Monthly Archives: October 2016

Stop and Frisk –Kiddie Edition

Not long ago, I reposted a disturbing (to me) live video clip of two police officers being confronted by a gentleman named Damieon Flowers, for taking personal information from three young kids.

My sharing made some people color-mad. Black people were angry at what they saw. But, some white people got angry with me. (Aren’t you surprised?) I was thoroughly chastised. Those hard-working police officers were interrupted from doing their world-saving job while that black man harassed them. I should have been ashamed of myself for sharing such garbage and stirring up trouble. (Ummhmm…)

Imagine how the conversation could have gone, had I been asked, why does this disturb black people? Or even, why did I choose to post it? That would have been civil, helpful, and possibly enlightening. I guess it’s hard to be enlightened and judgmental at the same time.

Not to worry, I’m going to explain what I saw in the clip for those lacking inner-city scenery. It looked like Stop and Frisk –Kiddie Edition.

To begin, this is nothing new. I don’t know if it has a formal name, but when I was younger, the adults in my apartment building called it ‘tagging.’ (Just like what they do with animals to track their behavior). All the kids were constantly warned not to get tagged. In other words, unless something has happened, don’t talk to the police…about anything. It was for two reasons. One: If you want to know about any possible illegal activities inside a house, it’s not difficult to pull it from the kids playing out front. And two: quotas. Patrol officers are expected to write reports and produce numbers. Those numbers have to come from somewhere.

As for the officers, I doubt they’re thinking anything malicious. But they do want to get paid so they need to make their quotas. Throwing a few young names on some stop and frisk reports is a quick way to get through a slow night.

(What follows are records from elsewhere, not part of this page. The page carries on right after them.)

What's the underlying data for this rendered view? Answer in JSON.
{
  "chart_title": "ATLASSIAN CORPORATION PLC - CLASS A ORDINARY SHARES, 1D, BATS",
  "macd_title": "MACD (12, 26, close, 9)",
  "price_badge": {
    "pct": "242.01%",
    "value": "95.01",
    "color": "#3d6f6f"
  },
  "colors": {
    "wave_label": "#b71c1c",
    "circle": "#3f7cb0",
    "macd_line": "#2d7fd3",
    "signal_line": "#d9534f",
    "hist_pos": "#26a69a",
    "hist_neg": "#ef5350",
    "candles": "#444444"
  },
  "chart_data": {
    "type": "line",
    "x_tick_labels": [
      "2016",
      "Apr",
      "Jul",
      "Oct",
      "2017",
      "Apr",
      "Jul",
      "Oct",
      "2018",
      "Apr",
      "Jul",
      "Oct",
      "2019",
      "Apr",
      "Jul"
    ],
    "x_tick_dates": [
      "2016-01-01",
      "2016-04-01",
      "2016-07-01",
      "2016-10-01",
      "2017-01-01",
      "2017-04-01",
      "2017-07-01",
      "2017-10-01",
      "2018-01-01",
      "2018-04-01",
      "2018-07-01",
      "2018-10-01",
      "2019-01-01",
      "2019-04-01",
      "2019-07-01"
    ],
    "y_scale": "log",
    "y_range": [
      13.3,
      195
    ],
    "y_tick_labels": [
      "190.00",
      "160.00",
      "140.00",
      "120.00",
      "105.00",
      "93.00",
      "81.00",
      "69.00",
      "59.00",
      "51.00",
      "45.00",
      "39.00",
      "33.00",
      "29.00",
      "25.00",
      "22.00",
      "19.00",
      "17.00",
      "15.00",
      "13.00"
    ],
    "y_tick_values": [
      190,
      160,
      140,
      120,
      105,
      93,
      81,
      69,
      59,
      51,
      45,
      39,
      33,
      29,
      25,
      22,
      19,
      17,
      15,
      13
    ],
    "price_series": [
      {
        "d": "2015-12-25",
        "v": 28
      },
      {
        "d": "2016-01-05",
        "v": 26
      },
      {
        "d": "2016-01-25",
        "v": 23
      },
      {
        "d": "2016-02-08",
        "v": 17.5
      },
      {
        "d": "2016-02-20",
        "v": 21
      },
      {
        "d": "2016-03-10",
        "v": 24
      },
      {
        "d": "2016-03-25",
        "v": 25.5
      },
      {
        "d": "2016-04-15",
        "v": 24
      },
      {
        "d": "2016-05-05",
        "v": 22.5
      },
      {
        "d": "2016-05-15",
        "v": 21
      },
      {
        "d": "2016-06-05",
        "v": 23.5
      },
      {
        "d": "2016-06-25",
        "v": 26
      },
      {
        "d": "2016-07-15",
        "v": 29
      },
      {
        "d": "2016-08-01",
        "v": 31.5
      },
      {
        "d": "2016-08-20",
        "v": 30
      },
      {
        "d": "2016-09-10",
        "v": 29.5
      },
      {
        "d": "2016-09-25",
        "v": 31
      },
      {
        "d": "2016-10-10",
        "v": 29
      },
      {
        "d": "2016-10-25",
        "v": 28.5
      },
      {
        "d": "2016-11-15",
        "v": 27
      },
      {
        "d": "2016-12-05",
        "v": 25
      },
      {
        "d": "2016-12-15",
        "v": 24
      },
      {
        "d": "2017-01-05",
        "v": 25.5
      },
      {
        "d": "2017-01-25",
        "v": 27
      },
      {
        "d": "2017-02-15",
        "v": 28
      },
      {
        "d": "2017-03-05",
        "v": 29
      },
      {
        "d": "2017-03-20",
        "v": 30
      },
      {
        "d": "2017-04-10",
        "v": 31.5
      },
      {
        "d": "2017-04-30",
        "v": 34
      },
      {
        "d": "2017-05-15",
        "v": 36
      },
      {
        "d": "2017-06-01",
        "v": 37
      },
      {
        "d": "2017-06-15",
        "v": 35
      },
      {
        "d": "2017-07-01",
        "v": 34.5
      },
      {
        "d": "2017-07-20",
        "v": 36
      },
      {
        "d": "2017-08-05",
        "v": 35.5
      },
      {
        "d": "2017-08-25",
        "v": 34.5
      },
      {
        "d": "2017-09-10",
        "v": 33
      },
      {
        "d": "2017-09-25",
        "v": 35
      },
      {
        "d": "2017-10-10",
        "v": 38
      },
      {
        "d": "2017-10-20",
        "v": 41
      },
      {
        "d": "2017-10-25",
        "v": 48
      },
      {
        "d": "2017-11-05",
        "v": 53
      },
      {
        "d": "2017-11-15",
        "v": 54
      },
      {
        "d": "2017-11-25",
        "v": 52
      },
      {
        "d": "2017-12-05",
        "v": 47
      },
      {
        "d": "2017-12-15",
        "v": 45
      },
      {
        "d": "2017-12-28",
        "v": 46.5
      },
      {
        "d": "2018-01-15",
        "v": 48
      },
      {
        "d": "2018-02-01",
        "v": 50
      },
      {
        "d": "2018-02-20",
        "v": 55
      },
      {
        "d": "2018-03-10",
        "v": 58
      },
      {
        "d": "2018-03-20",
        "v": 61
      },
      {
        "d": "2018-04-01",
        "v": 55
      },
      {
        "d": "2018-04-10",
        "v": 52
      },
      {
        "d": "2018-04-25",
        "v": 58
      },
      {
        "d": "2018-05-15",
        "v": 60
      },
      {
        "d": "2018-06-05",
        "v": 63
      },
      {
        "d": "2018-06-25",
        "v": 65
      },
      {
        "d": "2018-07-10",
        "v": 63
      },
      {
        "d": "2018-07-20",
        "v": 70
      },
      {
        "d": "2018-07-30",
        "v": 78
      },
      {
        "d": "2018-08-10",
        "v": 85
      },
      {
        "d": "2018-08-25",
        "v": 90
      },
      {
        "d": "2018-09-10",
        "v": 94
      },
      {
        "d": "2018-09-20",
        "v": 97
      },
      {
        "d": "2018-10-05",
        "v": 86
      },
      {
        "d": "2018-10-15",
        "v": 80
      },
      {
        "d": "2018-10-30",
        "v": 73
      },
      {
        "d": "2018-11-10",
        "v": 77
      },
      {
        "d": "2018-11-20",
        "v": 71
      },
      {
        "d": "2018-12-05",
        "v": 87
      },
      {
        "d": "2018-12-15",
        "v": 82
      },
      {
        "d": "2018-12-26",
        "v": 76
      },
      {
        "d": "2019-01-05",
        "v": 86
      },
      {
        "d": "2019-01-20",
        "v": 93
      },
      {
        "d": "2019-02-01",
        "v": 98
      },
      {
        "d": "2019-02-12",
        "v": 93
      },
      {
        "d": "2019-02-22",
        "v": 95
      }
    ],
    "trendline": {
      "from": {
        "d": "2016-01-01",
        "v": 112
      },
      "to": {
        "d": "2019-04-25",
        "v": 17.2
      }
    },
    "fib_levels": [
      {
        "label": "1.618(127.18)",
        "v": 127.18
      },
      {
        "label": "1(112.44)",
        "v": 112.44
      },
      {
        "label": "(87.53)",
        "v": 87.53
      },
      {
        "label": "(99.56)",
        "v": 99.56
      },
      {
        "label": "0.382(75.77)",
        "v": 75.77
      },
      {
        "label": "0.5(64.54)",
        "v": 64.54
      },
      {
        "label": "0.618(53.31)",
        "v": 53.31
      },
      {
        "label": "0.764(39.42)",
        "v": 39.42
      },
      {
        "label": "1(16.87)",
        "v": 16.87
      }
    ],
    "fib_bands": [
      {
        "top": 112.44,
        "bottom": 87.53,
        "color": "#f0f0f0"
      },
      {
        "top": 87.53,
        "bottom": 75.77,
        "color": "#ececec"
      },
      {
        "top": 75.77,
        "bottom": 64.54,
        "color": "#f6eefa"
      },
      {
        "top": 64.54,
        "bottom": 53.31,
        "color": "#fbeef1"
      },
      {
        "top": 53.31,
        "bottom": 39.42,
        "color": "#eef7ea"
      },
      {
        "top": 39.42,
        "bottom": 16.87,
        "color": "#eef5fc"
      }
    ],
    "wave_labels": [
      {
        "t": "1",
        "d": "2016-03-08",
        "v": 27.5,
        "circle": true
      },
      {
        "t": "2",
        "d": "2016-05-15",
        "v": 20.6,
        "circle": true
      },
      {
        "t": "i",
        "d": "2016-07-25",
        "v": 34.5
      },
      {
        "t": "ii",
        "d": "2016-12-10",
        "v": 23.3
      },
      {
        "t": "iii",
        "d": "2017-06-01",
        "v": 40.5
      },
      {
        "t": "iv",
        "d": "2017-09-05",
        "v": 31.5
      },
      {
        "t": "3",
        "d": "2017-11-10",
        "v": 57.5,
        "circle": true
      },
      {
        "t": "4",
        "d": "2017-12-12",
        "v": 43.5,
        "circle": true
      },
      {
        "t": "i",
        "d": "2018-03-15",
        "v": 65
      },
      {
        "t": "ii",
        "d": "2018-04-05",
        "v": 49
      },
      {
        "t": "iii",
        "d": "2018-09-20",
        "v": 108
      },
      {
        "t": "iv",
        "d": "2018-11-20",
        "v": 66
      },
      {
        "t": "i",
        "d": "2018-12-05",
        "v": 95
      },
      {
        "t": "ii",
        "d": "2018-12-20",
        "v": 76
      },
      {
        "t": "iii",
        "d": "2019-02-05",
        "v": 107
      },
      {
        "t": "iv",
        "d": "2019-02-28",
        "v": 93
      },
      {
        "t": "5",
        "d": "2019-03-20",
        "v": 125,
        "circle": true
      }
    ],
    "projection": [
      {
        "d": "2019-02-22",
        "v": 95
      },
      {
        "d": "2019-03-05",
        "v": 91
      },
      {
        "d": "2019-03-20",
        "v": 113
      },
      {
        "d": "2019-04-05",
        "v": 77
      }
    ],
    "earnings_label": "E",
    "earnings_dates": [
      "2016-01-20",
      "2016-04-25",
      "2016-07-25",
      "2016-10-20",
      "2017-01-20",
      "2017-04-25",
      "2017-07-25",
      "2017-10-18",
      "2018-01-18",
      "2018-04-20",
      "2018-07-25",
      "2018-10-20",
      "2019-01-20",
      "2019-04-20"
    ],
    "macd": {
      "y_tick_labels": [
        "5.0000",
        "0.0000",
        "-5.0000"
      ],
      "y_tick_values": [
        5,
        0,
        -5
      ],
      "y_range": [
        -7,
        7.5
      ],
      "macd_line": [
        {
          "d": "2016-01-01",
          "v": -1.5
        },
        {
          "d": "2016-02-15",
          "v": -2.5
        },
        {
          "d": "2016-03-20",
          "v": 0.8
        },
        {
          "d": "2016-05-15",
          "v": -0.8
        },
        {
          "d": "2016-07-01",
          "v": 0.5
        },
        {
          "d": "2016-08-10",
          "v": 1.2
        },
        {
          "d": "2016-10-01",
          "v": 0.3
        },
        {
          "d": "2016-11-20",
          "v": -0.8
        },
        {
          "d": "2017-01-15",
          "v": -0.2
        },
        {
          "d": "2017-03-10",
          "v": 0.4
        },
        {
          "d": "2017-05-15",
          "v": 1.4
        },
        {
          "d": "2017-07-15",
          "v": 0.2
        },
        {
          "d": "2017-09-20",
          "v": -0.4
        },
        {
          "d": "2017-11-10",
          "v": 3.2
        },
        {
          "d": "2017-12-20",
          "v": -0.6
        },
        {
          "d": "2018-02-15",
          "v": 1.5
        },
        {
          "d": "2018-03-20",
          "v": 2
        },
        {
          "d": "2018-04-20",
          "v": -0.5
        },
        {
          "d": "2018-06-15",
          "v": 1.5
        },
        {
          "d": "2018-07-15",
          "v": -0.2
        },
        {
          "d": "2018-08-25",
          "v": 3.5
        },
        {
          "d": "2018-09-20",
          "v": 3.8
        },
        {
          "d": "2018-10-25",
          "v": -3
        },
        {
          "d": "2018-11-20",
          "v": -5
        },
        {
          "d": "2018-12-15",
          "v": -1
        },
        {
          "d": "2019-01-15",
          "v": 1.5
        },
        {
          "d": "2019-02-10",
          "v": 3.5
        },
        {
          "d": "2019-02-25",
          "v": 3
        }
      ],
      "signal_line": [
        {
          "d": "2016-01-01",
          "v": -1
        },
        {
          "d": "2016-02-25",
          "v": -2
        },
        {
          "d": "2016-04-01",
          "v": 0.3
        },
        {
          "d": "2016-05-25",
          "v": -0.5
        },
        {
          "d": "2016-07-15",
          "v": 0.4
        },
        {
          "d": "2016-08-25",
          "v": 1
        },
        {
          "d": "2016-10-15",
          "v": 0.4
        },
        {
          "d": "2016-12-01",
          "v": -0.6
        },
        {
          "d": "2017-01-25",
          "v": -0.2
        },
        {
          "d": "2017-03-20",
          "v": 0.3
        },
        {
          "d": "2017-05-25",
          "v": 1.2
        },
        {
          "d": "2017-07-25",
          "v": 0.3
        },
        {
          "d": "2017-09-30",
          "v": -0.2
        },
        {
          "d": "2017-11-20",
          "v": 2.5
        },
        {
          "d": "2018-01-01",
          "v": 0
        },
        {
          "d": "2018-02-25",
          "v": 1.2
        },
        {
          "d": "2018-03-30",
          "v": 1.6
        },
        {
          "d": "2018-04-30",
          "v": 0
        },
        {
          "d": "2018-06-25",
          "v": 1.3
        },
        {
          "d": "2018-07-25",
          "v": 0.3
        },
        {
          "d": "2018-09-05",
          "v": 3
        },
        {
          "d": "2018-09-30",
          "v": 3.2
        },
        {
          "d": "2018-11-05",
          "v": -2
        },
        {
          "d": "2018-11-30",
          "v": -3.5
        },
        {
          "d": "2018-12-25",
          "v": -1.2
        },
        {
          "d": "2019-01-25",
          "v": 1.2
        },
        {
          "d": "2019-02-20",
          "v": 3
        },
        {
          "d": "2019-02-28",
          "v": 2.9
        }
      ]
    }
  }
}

Unfortunately, those names aren’t written in disappearing ink. Get stopped enough times, have the same information recorded over and over again for a couple of years, and it begins to look as if that juvenile is potentially problematic. If a real issue occurs, he already has strikes against how he is perceived. That is a real-time possible consequence of riding your bike in the city.

It’s very un-fun for us. It makes us angry. It makes us repost videos and applaud Mr. Flowers for protecting those children.

As for the non-personal experience judgments…

How do I know if that was precisely what was going on? I don’t, BUT…

Besides having seen and experienced tagging first hand, and knowing what stop and frisk looks like, there are some other things to consider.

1 – If the police in the clip were doing legitimate police work, I doubt a bystander would have stopped them. Obstruction of justice and whatnot.

2 – A genuine issue should have prompted protocol (and decency). Due to the trickiness of juvenile laws, the good cops I know (yes, they exist) would have put those kids in the safest environment possible, like, talking to them in the presence of an adult they trust. I’ve seen it done. Plenty of my childhood friends have been brought home first and then questioned about what they may have seen/done.

It’s necessary to address a couple of theories. Someone suggested the possibility of the kids being runaways and the person filming stopped the cops from helping them.

That would be seriously poor policing, I think.

Another comment was to throw shade on the type of parenting that would allow kids to be outside after dark, by themselves.

Besides, not having anything at all to do with the subject, since when does out-of-line-of-vision mean unsupervised when you are old enough to ride a bicycle? My personal assumptions lean more toward ‘permission to ride to the store’ (urban plus -there’s always one nearby), or ‘Yes, you guys can stay out for ten more minutes…stay together and don’t go any farther than…’ I imagined a worried mom/aunt walking up the street searching for her—now late—boys.

I admit, bad parenting wasn’t my first thought. But then again, neither was justification or diversion.

I’ll add one more image to boys-on-bikes-at-night in the city. When my mother worked the three to eleven shift, at eleven-thirty, my brother was there waiting for her to get off the bus. It was a good hike from the bus stop to our house. He often rode his bike (maturity is an inner-city staple).

Back to Mr. Flowers. Days later, a swat team showed up to arrest him (yes, swat, because that’s normal) but because of the visibility and support, there were no charges filed.

According to Mr. Flowers, his reaction was to the fear he saw the children displaying. It appeared to be stop and frisk –kiddie edition. Since he was there (and he caught backlash for speaking out), I’ll take his word for it.

But, be angry with me and judge away. For some people, anger is much better than solution.